Magenta RT: Live Music Generation on Your Local Device
Summary
Magenta RealTime (Magenta RT) is an open-source Python library for live music audio generation on local devices. It allows users to create music using both text and audio prompts, serving as a powerful tool for real-time creative audio exploration. This library is the on-device companion to Google's MusicFX DJ Mode and the Lyria RealTime API.
Repository Info
Tags
Click on any tag to explore related repositories
Introduction
Magenta RealTime (Magenta RT) is an open-source Python library designed for live music audio generation directly on your local device. It serves as the on-device companion to Google's MusicFX DJ Mode and the Lyria RealTime API, enabling users to create music through both text and audio prompts. Magenta RT generates audio in short chunks (2 seconds) given a finite amount of past context (10 seconds), utilizing crossfading to mitigate boundary artifacts between chunks.
Installation
Getting started with Magenta RT is straightforward, offering options for cloud-based demos or local setup.
The fastest way to experience Magenta RT is through its official Colab Demo, which runs in real-time on freely available TPUs. Additionally, there are Colab demos supporting live audio input and customization via finetuning.
For local execution, you can choose between using Docker or performing a native installation.
Running Locally via Docker
This method requires a powerful GPU with 40GB memory, Linux, and Docker.
mkdir -p ~/.cache/magenta_rt
docker run -it \
--gpus device=0 \
-v ~/.cache/magenta_rt:/magenta-realtime/cache \
-p 8000:8000 \
us-docker.pkg.dev/brain-magenta/magenta-rt/magenta-rt:gpu
After running the command, open the web demo at https://localhost:8000.
Local Installation
If you prefer to run Magenta RT natively rather than using Docker, follow these instructions.

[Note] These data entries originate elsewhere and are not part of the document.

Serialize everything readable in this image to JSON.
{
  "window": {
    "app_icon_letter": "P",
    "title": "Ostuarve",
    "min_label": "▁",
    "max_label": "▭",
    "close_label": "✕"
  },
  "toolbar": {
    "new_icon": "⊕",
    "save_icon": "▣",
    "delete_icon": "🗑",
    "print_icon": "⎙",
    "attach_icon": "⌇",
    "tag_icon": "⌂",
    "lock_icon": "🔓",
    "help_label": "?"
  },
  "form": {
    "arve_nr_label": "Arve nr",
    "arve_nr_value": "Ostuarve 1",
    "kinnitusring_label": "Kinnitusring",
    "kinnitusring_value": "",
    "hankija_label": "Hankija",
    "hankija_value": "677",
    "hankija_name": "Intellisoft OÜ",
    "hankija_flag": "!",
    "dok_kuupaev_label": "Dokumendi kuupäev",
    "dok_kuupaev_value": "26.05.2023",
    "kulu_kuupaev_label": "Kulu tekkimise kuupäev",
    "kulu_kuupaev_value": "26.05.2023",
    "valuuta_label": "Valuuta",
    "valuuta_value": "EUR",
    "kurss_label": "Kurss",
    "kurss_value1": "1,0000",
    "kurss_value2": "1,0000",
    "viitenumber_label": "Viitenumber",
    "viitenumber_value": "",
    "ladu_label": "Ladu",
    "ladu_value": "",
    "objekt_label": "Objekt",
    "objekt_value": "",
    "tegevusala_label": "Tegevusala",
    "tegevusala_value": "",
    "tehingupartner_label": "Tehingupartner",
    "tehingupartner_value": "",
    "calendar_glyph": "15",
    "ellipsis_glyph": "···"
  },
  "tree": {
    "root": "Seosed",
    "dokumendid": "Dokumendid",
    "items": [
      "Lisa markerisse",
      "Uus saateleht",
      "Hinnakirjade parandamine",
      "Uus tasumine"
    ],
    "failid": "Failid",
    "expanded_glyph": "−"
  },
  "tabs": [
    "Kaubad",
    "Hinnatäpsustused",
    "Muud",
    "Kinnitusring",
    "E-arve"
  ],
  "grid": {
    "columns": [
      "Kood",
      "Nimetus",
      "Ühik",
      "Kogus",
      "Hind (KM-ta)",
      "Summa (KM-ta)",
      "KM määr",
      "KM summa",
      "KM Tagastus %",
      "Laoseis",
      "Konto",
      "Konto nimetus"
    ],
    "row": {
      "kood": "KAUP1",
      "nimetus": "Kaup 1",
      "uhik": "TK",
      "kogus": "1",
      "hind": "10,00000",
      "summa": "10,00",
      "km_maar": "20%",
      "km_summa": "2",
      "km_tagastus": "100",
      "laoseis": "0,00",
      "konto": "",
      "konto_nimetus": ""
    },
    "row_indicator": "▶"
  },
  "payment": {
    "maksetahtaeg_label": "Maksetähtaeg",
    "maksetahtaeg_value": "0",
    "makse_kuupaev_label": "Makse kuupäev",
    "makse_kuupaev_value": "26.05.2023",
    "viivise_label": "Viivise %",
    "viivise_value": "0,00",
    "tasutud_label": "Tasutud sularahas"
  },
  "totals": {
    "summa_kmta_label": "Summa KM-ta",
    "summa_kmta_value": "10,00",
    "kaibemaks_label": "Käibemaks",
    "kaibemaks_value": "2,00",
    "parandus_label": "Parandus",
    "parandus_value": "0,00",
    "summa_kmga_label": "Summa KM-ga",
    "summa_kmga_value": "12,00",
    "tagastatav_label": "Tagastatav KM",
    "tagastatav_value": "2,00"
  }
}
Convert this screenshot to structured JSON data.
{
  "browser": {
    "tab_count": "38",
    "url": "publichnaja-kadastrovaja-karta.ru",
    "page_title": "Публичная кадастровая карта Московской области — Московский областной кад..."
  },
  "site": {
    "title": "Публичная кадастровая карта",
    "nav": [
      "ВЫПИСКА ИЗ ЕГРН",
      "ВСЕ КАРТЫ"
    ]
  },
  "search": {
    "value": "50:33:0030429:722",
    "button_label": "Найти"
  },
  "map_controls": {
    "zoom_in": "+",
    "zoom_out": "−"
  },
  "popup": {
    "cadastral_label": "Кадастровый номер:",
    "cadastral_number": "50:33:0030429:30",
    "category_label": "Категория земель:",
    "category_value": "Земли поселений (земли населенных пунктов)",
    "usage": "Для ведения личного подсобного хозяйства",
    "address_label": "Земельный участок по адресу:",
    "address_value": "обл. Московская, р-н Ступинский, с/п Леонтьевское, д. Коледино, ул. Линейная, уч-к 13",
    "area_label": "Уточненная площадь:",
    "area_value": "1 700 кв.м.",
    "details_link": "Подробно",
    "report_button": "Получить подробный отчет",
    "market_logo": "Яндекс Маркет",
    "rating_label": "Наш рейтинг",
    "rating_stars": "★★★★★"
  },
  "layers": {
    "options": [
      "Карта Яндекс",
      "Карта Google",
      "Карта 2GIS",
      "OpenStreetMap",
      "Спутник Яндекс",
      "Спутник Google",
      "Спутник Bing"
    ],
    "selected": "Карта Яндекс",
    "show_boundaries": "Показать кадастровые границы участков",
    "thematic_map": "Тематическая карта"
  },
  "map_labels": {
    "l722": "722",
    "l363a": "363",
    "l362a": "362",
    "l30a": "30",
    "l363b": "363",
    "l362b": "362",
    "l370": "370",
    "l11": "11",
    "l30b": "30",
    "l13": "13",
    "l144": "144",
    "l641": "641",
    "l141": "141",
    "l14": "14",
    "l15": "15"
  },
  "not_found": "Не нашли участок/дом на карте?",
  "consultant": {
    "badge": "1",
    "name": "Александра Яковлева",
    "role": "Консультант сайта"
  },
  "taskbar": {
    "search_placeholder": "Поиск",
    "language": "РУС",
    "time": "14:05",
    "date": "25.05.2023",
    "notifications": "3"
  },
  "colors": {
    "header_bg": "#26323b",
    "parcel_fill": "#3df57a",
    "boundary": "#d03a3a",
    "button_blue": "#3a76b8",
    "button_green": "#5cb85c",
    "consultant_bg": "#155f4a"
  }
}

Step 1: Install Python 3.12
sudo apt update
sudo apt install software-properties-common -y
sudo add-apt-repository ppa:deadsnakes/ppa
sudo apt install python3.12 python3.12-venv python3.12-dev -y
Step 2: Install Magenta RT for GPU
# Clone Magenta RT
git clone https://github.com/magenta/magenta-realtime.git
cd magenta-realtime
# Create a virtual environment
python3.12 -m venv .venv
source .venv/bin/activate
# Patch and install t5x
git clone https://github.com/google-research/t5x.git && \
pushd t5x && \
git checkout 7781d16 && \
patch setup.py < ../patch/t5x_setup.py.patch && \
patch t5x/partitioning.py < ../patch/t5x_partitioning.py.patch && \
pip install .[gpu] && \
popd
# Install Magenta RT
pip install -e .[gpu] && pip install tf2jax==0.3.8
# Patch seqIO to remove tensorflow-text dependency
patch .venv/lib/python3.12/site-packages/seqio/vocabularies.py < patch/seqio_vocabularies.py.patch
Step 2 (alternative): Install Magenta RT for TPU
# Create a virtual environment
python3.12 -m venv .venv
source .venv/bin/activate
# Install Magenta RT
git clone https://github.com/magenta/magenta-realtime.git
pip install -e magenta-realtime/[tpu] && pip install tf2jax==0.3.8 huggingface_hub
Step 3: Generate!
python -m magenta_rt.generate \
--prompt="blissful ambient synth" \
--output="./output.mp3"
Examples
Magenta RT offers powerful capabilities for music generation and style blending.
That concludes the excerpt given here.